For years, students have voiced their complaints about Lackmann, only for Lackmann’s contract to be extended again and again. By continually extending Lackmann’s contract, Hofstra is hurting both its students and its reputation.
Lackmann Culinary Services cares only about profit and extending its contract. Lackmann’s recent miniscule decrease in pricing was a public relations scramble on their part to try to save face and maintain a contract with Hofstra under mounting student opposition.
The five percent decrease in pricing is laughable and does not come close to solving Hofstra’s dining services problem. It does not make up for mold on food and the numerous other health code violations that Hofstra’s students face.
Lackmann’s new pricing is an insulting reminder of the fact that students are supporting a company that aims to suppress our dissatisfaction just enough so that it can continue to conduct business as usual.
What Hofstra administrators do not realize is that their relationship with Lackmann is bringing down our University.
The continuation of Lackmann’s contract gives students the impression that the University does not care about how we feel or what we have to say, breeding a pervasive feeling of mistrust and resentment.

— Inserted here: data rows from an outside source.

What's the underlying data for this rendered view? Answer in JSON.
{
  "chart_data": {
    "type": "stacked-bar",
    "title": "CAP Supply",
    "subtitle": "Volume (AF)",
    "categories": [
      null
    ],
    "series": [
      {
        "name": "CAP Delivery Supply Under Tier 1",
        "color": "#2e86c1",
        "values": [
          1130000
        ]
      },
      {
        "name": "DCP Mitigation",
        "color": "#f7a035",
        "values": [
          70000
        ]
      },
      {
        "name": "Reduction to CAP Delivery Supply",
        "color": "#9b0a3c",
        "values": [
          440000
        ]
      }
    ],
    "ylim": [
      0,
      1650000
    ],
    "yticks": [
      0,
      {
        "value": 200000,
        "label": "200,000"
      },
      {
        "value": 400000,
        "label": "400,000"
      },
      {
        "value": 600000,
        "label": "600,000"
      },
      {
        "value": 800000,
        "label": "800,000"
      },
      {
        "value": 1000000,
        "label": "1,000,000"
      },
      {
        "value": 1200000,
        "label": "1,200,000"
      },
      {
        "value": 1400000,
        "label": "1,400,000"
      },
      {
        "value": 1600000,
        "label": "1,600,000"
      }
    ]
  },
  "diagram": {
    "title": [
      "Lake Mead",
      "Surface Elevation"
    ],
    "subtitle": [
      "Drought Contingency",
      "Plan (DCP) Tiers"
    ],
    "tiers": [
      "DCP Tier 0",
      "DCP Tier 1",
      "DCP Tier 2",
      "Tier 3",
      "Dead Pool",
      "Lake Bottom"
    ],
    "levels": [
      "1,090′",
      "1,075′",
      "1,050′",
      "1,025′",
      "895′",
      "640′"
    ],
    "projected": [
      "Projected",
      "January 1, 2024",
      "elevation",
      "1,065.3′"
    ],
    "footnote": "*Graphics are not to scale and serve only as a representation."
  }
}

There is a gap in communication between Hofstra students and Hofstra administrators, and that gap leaves the administration unaware of how terrible our dining system really is.
Students have been told to address all complaints to Lackmann when in reality, Lackmann does not value students in the same way that Hofstra administrators do. Students need to be communicating directly with Hofstra administrators like Joseph Barkwill who decide whether Lackmann stays or goes.
Unfortunately, even if students do know whom to confront with their complaints regarding Lackmann’s contract, most are so demoralized by Lackmann’s lack of change that they feel that speaking up, even to Hofstra administration directly, will not make any difference.
Some may call a complete overhaul of Hofstra’s dining services an unwise idea, but the truly unwise choice in this situation is to perpetuate a system that is both exploitative to and hated by students.
At this point, the Lackmann name is so tarnished that any “reforms” made by the company would automatically be suspect.
Lackmann Culinary Services has profited off of Hofstra students for long enough.
Determining a new dining system will be a difficult task, but it is a necessary one. Hofstra must keep the student body informed of their decision-making process and continually ask for input. But above all, students must continue to make their voices heard in order to better our university.